How to actually use a password generator without losing your mind

  1. 1

    Pick a password manager first

    1Password, Bitwarden, KeePass, and Apple's iCloud Keychain are all good. The manager is what makes random 16-character passwords usable — you never type them, you let it autofill.

  2. 2

    Generate one random master password (passphrase) for the manager

    Use a 6-7 word passphrase. This is the only password you'll memorize. Write it down on paper and keep it somewhere safe until it's burned into your memory.

  3. 3

    Generate unique random passwords for every other site

    16+ characters, mixed case, digits, symbols. Let the generator do all the work. Save each one to the manager as you create it.

  4. 4

    Turn on two-factor authentication where available

    Even if a password leaks, an attacker still needs your second factor.

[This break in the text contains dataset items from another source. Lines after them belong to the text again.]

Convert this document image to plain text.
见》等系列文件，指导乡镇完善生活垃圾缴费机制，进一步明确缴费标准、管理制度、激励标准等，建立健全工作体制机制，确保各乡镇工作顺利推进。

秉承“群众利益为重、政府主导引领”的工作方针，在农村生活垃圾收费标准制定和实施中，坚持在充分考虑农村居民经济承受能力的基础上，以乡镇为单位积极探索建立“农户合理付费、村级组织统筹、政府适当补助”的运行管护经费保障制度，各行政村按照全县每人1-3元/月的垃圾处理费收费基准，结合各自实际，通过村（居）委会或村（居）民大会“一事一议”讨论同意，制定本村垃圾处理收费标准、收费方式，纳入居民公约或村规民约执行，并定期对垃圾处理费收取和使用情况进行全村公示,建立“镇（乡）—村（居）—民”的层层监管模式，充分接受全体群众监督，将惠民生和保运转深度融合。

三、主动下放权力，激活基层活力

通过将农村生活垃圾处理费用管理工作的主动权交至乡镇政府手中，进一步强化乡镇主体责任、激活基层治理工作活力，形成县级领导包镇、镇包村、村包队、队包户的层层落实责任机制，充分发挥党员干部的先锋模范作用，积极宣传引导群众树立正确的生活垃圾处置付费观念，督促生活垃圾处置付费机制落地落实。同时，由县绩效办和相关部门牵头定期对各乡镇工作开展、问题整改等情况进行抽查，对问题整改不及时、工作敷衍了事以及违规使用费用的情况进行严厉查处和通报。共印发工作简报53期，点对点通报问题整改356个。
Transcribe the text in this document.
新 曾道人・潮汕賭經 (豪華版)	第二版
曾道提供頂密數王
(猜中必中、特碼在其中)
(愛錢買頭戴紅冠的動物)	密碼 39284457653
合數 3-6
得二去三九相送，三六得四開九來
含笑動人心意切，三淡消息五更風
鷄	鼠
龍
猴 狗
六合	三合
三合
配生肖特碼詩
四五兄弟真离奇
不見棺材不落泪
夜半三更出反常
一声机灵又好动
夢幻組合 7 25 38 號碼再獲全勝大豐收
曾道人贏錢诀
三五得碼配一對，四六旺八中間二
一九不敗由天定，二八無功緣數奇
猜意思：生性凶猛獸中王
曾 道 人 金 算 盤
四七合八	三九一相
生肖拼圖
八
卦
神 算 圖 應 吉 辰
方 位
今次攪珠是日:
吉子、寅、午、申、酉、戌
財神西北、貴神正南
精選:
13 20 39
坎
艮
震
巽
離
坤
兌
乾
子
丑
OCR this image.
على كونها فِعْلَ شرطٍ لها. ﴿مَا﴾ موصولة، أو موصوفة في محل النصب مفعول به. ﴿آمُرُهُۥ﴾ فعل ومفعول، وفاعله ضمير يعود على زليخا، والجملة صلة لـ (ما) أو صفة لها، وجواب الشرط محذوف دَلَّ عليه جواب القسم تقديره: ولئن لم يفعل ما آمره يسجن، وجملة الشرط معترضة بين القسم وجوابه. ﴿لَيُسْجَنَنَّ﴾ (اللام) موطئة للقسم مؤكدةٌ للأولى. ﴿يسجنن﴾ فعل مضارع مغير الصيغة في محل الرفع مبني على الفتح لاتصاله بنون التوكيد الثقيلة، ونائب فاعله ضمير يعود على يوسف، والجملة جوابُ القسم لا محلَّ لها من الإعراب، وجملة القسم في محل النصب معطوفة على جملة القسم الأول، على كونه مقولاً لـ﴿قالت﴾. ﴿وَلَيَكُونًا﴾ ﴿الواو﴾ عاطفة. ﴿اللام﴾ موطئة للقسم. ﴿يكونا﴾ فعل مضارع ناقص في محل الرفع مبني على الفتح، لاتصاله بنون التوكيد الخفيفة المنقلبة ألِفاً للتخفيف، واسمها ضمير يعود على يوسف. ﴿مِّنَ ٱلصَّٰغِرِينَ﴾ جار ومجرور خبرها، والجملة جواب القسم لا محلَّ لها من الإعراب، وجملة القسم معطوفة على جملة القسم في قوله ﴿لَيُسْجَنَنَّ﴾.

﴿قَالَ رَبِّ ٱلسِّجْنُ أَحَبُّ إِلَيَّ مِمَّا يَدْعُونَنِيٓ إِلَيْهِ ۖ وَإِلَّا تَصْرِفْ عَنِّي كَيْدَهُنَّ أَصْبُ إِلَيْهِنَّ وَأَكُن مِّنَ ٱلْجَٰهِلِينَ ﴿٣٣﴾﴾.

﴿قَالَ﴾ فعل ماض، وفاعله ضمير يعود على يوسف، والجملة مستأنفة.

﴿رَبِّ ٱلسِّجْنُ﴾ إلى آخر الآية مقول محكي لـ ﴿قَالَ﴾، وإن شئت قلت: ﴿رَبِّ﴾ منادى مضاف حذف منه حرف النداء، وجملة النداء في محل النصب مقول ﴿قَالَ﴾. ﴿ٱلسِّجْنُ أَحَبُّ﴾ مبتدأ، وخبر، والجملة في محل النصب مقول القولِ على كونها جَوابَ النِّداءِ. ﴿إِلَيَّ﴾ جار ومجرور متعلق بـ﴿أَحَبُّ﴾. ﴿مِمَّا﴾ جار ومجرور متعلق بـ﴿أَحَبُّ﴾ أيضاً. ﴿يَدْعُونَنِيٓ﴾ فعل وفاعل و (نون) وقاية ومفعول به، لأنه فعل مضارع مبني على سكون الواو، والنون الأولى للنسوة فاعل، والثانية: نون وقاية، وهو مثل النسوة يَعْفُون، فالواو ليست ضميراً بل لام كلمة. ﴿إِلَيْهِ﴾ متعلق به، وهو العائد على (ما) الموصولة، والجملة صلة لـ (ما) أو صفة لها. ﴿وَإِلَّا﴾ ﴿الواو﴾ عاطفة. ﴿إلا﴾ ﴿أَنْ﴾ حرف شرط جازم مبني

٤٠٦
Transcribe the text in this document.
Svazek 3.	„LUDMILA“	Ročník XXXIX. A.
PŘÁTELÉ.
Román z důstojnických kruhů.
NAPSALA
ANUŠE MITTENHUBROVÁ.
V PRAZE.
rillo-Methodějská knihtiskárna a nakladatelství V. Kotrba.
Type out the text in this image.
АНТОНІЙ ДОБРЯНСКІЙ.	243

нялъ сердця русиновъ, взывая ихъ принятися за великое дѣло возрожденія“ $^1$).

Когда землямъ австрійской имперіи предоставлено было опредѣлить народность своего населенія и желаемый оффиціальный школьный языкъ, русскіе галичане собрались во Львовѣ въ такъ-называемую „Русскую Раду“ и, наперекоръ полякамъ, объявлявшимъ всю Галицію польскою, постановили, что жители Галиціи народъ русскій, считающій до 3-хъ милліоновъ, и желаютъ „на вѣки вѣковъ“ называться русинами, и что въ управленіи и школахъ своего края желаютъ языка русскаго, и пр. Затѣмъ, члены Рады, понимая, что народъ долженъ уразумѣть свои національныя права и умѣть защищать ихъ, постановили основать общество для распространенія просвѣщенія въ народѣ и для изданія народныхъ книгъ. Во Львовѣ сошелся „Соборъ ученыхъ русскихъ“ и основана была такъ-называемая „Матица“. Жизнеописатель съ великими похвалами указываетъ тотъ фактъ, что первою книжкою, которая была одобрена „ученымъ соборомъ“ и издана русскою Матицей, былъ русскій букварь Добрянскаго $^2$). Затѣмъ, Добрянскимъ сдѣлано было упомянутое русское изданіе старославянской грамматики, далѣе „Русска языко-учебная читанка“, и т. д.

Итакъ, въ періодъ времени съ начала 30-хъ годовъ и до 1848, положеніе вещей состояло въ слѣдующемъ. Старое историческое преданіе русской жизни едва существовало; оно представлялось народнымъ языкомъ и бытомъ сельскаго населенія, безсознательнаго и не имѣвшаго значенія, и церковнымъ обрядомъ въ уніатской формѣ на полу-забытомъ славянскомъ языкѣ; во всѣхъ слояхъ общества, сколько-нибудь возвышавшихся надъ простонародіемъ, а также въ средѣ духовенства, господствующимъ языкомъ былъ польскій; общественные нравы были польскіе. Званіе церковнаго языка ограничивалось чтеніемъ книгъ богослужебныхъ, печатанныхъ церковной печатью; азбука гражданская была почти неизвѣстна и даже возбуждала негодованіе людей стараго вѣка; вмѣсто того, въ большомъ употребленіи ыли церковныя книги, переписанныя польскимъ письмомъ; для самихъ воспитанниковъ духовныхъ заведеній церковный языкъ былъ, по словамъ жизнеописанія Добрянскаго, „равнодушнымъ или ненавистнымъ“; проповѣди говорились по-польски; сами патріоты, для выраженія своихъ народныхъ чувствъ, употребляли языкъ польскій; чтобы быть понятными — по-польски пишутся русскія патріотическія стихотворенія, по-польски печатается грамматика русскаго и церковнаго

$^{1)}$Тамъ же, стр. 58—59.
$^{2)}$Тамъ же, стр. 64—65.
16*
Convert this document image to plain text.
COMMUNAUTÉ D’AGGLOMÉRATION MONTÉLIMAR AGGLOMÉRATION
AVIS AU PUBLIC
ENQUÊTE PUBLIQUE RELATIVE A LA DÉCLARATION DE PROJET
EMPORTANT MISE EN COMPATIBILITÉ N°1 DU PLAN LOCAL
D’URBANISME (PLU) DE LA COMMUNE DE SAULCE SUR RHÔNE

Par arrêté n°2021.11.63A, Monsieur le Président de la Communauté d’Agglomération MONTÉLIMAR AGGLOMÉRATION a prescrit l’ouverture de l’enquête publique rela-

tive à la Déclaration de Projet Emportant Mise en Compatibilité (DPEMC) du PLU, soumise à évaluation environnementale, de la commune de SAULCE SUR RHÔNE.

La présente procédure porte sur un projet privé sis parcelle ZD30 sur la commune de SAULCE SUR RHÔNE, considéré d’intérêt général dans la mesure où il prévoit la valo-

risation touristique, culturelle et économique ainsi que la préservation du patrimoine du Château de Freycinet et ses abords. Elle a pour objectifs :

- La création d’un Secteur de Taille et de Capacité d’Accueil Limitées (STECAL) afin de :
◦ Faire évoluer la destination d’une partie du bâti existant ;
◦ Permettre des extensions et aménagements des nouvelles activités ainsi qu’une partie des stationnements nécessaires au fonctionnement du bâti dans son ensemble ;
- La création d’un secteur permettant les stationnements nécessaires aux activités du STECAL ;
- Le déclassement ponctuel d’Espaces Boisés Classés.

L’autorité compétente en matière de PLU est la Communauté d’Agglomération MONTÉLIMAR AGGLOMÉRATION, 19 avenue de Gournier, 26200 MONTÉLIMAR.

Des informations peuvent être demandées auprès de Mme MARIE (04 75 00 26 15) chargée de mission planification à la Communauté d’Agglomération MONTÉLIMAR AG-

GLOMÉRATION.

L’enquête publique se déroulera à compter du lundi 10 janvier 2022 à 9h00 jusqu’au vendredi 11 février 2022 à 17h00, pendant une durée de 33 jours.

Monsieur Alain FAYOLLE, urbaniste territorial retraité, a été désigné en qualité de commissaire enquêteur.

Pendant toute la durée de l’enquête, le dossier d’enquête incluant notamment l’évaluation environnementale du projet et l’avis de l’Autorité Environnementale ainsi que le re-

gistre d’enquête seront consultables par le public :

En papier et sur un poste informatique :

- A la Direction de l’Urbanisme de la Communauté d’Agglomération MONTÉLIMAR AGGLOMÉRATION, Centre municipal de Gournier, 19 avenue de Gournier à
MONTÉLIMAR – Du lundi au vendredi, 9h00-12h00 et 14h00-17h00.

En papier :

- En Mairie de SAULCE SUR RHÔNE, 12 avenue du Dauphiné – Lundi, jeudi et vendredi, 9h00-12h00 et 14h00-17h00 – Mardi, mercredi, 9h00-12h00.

App-based codes (Authy, Google Authenticator) or hardware keys (YubiKey) are far stronger than SMS-based 2FA.

  5. 5

    Replace any reused or breached passwords first

    Run your account list through haveibeenpwned.com. Any password that has appeared in a breach must be changed immediately, regardless of how long ago.

Extended FAQ

Is the password I generate here sent to a server?

No. EllyTools' generator runs entirely in your browser using the cryptographically secure crypto.getRandomValues API. The password never leaves your device, and we never see it.

How often should I change my passwords?

Modern guidance — including from NIST — is that you should change passwords only when you have reason to believe they have been compromised. Mandatory periodic changes lead to weaker passwords (people just increment a number) without improving security.

Are password managers a single point of failure?

Yes, and that is the point — a single very strong, well-protected vault is dramatically safer than dozens of weak, reused passwords scattered across your brain and browsers. Treat the master password and the recovery key with appropriate care.

What if a site limits passwords to 12 characters or no symbols?

That is a sign of a poorly secured site, but you can still make the most of what you are allowed. Generate the maximum allowed length using whatever character set is permitted, and be aware that this account is more vulnerable than your others.

Are biometric logins better than passwords?

Biometrics (Face ID, Touch ID) are convenient and improve usability, but they typically unlock a stored credential rather than replace it. The underlying password still exists and still needs to be strong. Use both — biometrics for convenience, a strong unique password underneath.